Numerous flowers can be used to add flavor and color to foods and drinks. Add this to salads, pasta and potato dishes, desserts, meat dishes, jams and sauces. Flowers were frequently used to season and sweeten foods before spices and sugar were manufactured and distributed globally. Edible flowers are regaining popularity with renewed interest in natural and organic foods.
Chamomile (Matricaria recutita) has a sweet apple flavor and is used to make tea. Daylilies (Hemerocallis species) and impatiens (Impatiens species) taste sweet and can be used as garnishes in drinks, mixed with soft cheeses or added to salads.
Bee Balm (Monarda didyma) adds a minty citrus flavor to salads and teas. The flowers and stems of chives (Allium schoenoprasum) have a subtle onion flavor that can be used in potato or egg dishes, as well as salads. Nasturtiums (Tropaeolum majus) add a zesty peppery flavor to salads, garnishes and vinegars.

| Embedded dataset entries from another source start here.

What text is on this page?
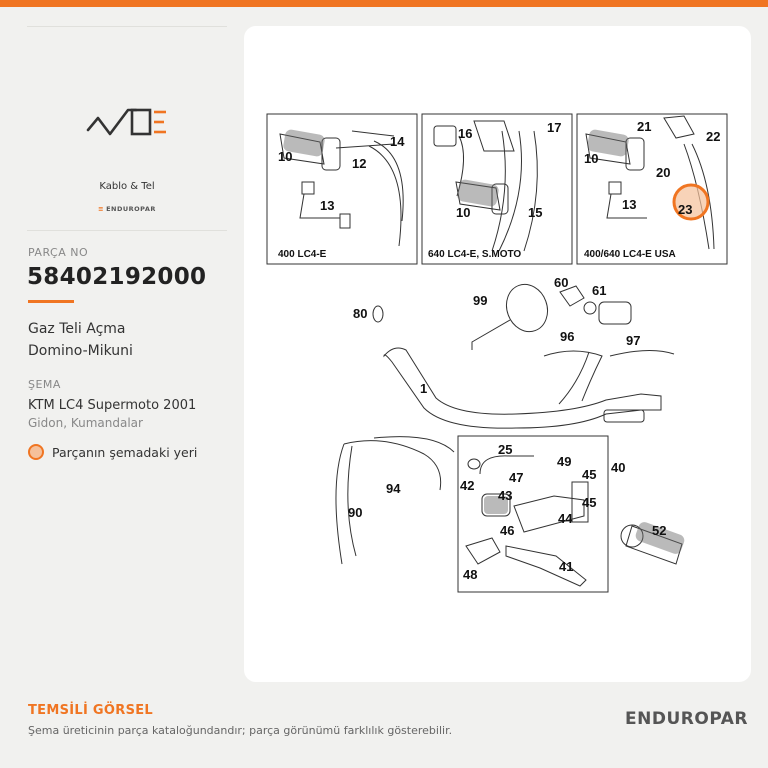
Kablo & Tel
≡ ENDUROPAR
PARÇA NO
58402192000
Gaz Teli Açma
Domino-Mikuni
ŞEMA
KTM LC4 Supermoto 2001
Gidon, Kumandalar
Parçanın şemadaki yeri
400 LC4-E	640 LC4-E, S.MOTO	400/640 LC4-E USA
10	12
13
14
16	17
10	15
21
22
10
20
13	23
80
99
60
61
96	97
1
25
49
47	45
42
43
44
45
46
40
94
90
52
48
41
TEMSİLİ GÖRSEL
Şema üreticinin parça kataloğundandır; parça görünümü farklılık gösterebilir.
ENDUROPAR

The flowers and leaves of Anise hyssop (Agastache foeniculum) have a delicate licorice flavor and can be used in desserts and beverages. Johnny Jump-Ups (Viola tricolor) add a mild wintergreen flavor to salads and soft cheeses, and can be used as cake decorations. Marigolds (Tagetes signata), especially the orange and tangerine ones, have a citrus flavor and can be used in salads, pasta dishes and vegetables.
Some flowers, when eaten, can cause allergic reactions or asthmatic symptoms. Never spray a plant intended for food with pesticides or any other chemicals. Wash all flowers well before using.